Axial compressive performance of RC columns strengthened with prestressed CFRP fabric and UHPC jacket with spiral stirrups

To address the issue of easy shearing damage of Carbon Fiber Reinforced Polymer (CFRP) in enhancing the axial compressive performance of CFRP and Ultra‐High‐Performance Concrete (UHPC) strengthened concrete columns, two methods, prestressed CFRP and UHPC with spiral stirrups, were employed for composite strengthening of reinforced concrete (RC) columns. A total of one unstrengthened column and eight strengthened columns were designed and fabricated to validate the effectiveness of the proposed methods.
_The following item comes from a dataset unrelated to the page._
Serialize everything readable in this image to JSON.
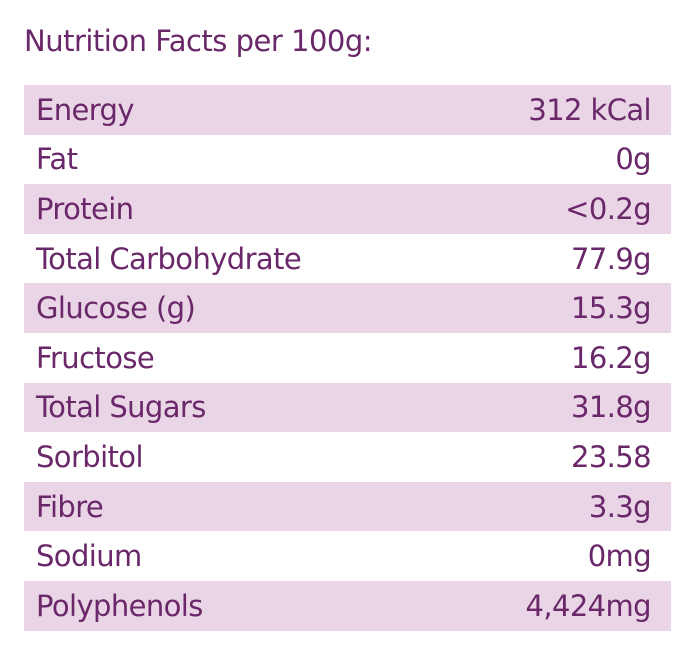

The axial compressive performance and bearing capacity of each specimen were analyzed by considering parameters such as single or composite strengthening method, presence of spiral stirrups in UHPC, and application of pre‐stressed CFRP. The results show that, compared with any single strengthened specimen, the ultimate bearing capacity of the composite strengthened specimen is greater than the sum of the corresponding single strengthened specimens, and the bearing capacity of the prestressed CFRP with spiral stirrup UHPC composite strengthened specimen is the most significant, reaching 235.63%. By incorporating spiral stirrups in the UHPC jacket, the phenomenon of uneven fragmentation during the failure of the strengthened column is improved. This helps prevent premature shearing damage of CFRP and enhances the fracture strain and effective utilization of CFRP. Additionally, prestressed CFRP effectively restrains the lateral deformation and crack development of the core concrete in the UHPC jacket, fully utilizing the high compressive strength of UHPC. This further enhances the ultimate bearing capacity and ductility of the specimens. Based on the experimental phenomena and strain of each material, the failure mechanism of prestressed CFRP‐spiral reinforced UHPC composite‐strengthened columns is proposed. Finally, a unified bearing capacity calculation formula for single and composite strengthened columns is established, based on the theory of confined concrete strength and the assumption of strength increment superposition. The formula is validated with experimental results from relevant literature, showing small errors in the calculated results and indicating good applicability of the formula.